Aparna Chhibber, Kim Van Naarden Braun, Celine Han, Han Chang, Mustimbo Roberts, Bin Li
Breast cancer is considered to be a relatively immunologically “silent” tumor type. However, there is substantial heterogeneity in breast cancer, including differences in the immune microenvironment of tumors. For example, differences in the immune profile of primary and metastatic breast tumors have been observed. A deeper investigation of the immune profile of primary and metastatic breast tumors would enhance our understanding of late-stage breast cancer and provide insights that can guide the development of immunotherapies for primary or metastatic disease. In the current study, we explored differences in the immune microenvironment of primary and metastatic breast tumors in a clinicogenomic, real-world cohort (Tempus) of 420 subjects with breast cancer.
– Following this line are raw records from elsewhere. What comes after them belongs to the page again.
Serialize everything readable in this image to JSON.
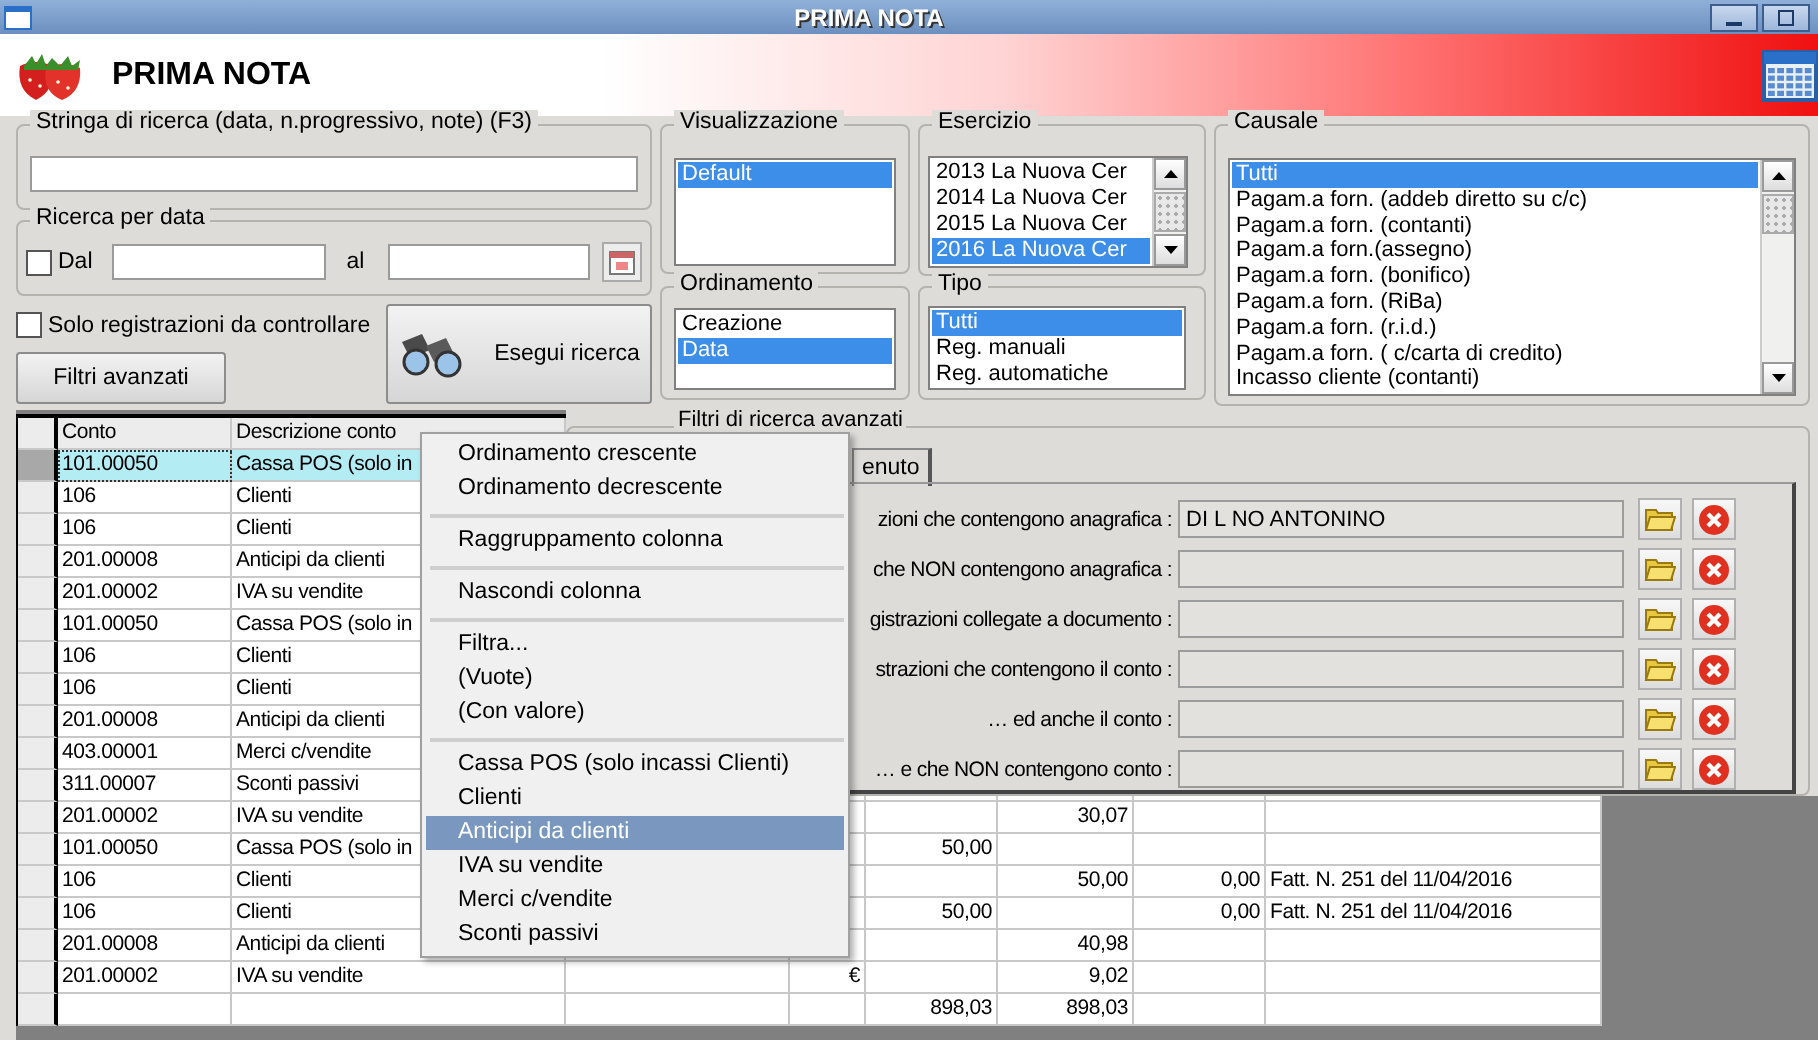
{
  "window": {
    "title": "PRIMA NOTA"
  },
  "header": {
    "title": "PRIMA NOTA"
  },
  "search": {
    "label": "Stringa di ricerca (data, n.progressivo, note) (F3)"
  },
  "date_search": {
    "label": "Ricerca per data",
    "from": {
      "label": "Dal",
      "checked": false
    },
    "to_label": "al"
  },
  "only_to_check": {
    "label": "Solo registrazioni da controllare",
    "checked": false
  },
  "buttons": {
    "advanced": "Filtri avanzati",
    "run": "Esegui ricerca"
  },
  "visualizzazione": {
    "label": "Visualizzazione",
    "items": [
      {
        "label": "Default",
        "selected": true
      }
    ]
  },
  "ordinamento": {
    "label": "Ordinamento",
    "items": [
      {
        "label": "Creazione",
        "selected": false
      },
      {
        "label": "Data",
        "selected": true
      }
    ]
  },
  "esercizio": {
    "label": "Esercizio",
    "items": [
      {
        "label": "2013 La Nuova Cer",
        "selected": false
      },
      {
        "label": "2014 La Nuova Cer",
        "selected": false
      },
      {
        "label": "2015 La Nuova Cer",
        "selected": false
      },
      {
        "label": "2016 La Nuova Cer",
        "selected": true
      }
    ]
  },
  "tipo": {
    "label": "Tipo",
    "items": [
      {
        "label": "Tutti",
        "selected": true
      },
      {
        "label": "Reg. manuali",
        "selected": false
      },
      {
        "label": "Reg. automatiche",
        "selected": false
      }
    ]
  },
  "causale": {
    "label": "Causale",
    "items": [
      {
        "label": "Tutti",
        "selected": true
      },
      {
        "label": "Pagam.a forn. (addeb diretto su c/c)",
        "selected": false
      },
      {
        "label": "Pagam.a forn. (contanti)",
        "selected": false
      },
      {
        "label": "Pagam.a forn.(assegno)",
        "selected": false
      },
      {
        "label": "Pagam.a forn. (bonifico)",
        "selected": false
      },
      {
        "label": "Pagam.a forn. (RiBa)",
        "selected": false
      },
      {
        "label": "Pagam.a forn. (r.i.d.)",
        "selected": false
      },
      {
        "label": "Pagam.a forn. ( c/carta di credito)",
        "selected": false
      },
      {
        "label": "Incasso cliente (contanti)",
        "selected": false
      }
    ]
  },
  "table": {
    "columns": [
      "Conto",
      "Descrizione conto"
    ],
    "rows": [
      {
        "conto": "101.00050",
        "descrizione": "Cassa POS (solo in",
        "selected": true
      },
      {
        "conto": "106",
        "descrizione": "Clienti",
        "selected": false
      },
      {
        "conto": "106",
        "descrizione": "Clienti",
        "selected": false
      },
      {
        "conto": "201.00008",
        "descrizione": "Anticipi da clienti",
        "selected": false
      },
      {
        "conto": "201.00002",
        "descrizione": "IVA su vendite",
        "selected": false
      },
      {
        "conto": "101.00050",
        "descrizione": "Cassa POS (solo in",
        "selected": false
      },
      {
        "conto": "106",
        "descrizione": "Clienti",
        "selected": false
      },
      {
        "conto": "106",
        "descrizione": "Clienti",
        "selected": false
      },
      {
        "conto": "201.00008",
        "descrizione": "Anticipi da clienti",
        "selected": false
      },
      {
        "conto": "403.00001",
        "descrizione": "Merci c/vendite",
        "selected": false
      },
      {
        "conto": "311.00007",
        "descrizione": "Sconti passivi",
        "selected": false
      },
      {
        "conto": "201.00002",
        "descrizione": "IVA su vendite",
        "column_6": "30,07",
        "selected": false
      },
      {
        "conto": "101.00050",
        "descrizione": "Cassa POS (solo in",
        "column_5": "50,00",
        "selected": false
      },
      {
        "conto": "106",
        "descrizione": "Clienti",
        "column_6": "50,00",
        "column_7": "0,00",
        "column_8": "Fatt. N. 251 del 11/04/2016",
        "selected": false
      },
      {
        "conto": "106",
        "descrizione": "Clienti",
        "column_5": "50,00",
        "column_7": "0,00",
        "column_8": "Fatt. N. 251 del 11/04/2016",
        "selected": false
      },
      {
        "conto": "201.00008",
        "descrizione": "Anticipi da clienti",
        "column_6": "40,98",
        "selected": false
      },
      {
        "conto": "201.00002",
        "descrizione": "IVA su vendite",
        "column_4": "€",
        "column_6": "9,02",
        "selected": false
      }
    ],
    "totals": {
      "column_5": "898,03",
      "column_6": "898,03"
    }
  },
  "advanced_filters": {
    "title": "Filtri di ricerca avanzati",
    "tab": {
      "label": "enuto",
      "selected": true
    },
    "rows": [
      {
        "label": "zioni che contengono anagrafica :",
        "value": "DI L NO ANTONINO"
      },
      {
        "label": "che NON contengono anagrafica :"
      },
      {
        "label": "gistrazioni collegate a documento :"
      },
      {
        "label": "strazioni che contengono il conto :"
      },
      {
        "label": "… ed anche il conto :"
      },
      {
        "label": "… e che NON contengono conto :"
      }
    ]
  },
  "context_menu": {
    "items": [
      {
        "kind": "item",
        "label": "Ordinamento crescente",
        "selected": false
      },
      {
        "kind": "item",
        "label": "Ordinamento decrescente",
        "selected": false
      },
      {
        "kind": "separator"
      },
      {
        "kind": "item",
        "label": "Raggruppamento colonna",
        "selected": false
      },
      {
        "kind": "separator"
      },
      {
        "kind": "item",
        "label": "Nascondi colonna",
        "selected": false
      },
      {
        "kind": "separator"
      },
      {
        "kind": "item",
        "label": "Filtra...",
        "selected": false
      },
      {
        "kind": "item",
        "label": "(Vuote)",
        "selected": false
      },
      {
        "kind": "item",
        "label": "(Con valore)",
        "selected": false
      },
      {
        "kind": "separator"
      },
      {
        "kind": "item",
        "label": "Cassa POS (solo incassi Clienti)",
        "selected": false
      },
      {
        "kind": "item",
        "label": "Clienti",
        "selected": false
      },
      {
        "kind": "item",
        "label": "Anticipi da clienti",
        "selected": true
      },
      {
        "kind": "item",
        "label": "IVA su vendite",
        "selected": false
      },
      {
        "kind": "item",
        "label": "Merci c/vendite",
        "selected": false
      },
      {
        "kind": "item",
        "label": "Sconti passivi",
        "selected": false
      }
    ]
  }
}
Use of a real-world cohort for this study provided a diverse set of samples across subtypes, stages, and sites, and in particular a relatively large number of biopsies from metastatic sites as compared to other large breast cancer cohorts. Analyses were conducted using gene expression data generated by bulk RNA-sequencing of biopsies from lesions at primary (stage I-IV, N = 110) and metastatic (N = 310) sites, along with subject medical histories compiled from a variety of sources, including clinical records, pathology images, and lab reports. Differences in the immune microenvironment of assayed tumors were characterized by evaluating gene expression signatures representing immune-related processes as well as individual immune cell types, with emphasis on signatures known to be associated with response to checkpoint blockade, as well as differential expression analysis of individual genes. We observed higher expression of inflammation signatures in early-stage and locally advanced primary tumors as compared to metastatic tumors (excluding lymph node biopsies), as well as enrichment of a number of immune cell types, including CD8+ T cells, regulatory T cells, B cells, and dendritic cells.
We further examined individual metastatic sites (including lymph nodes, liver, brain, bone, and lung, among others), and noted variability in the immune contexture of metastatic tumors across sites. For example, we observed a trend to reduced inflammation and infiltration of certain cell types in brain and liver metastases as compared to primary tumors. Differential gene expression analysis of immune checkpoint molecules and other key immune-related genes was also conducted, revealing, for example, higher expression of IL-8 at certain metastatic sites; elevated IL-8 expression has been linked to reduced response to PD-1/PD-L1 agents and an immunosuppressive microenvironment. Finally, transcriptome-wide differential gene expression and gene set enrichment analyses were conducted using several gene-set and pathway databases (Gene Ontology, KEGG, Reactome, and Molecular Signatures Database hallmark collection). The results from these hypothesis-free analyses confirmed observations from the gene signature analyses described above; for example, inflammation-related pathways like the Hallmark “Interferon Gamma Response” and Gene Ontology “Regulation of Inflammatory Response” were enriched in primary tumors. Overall, the results of this study provide insights into the immune microenvironment of breast tumors and may be further used to inform the development of immune-oncology therapies in the space.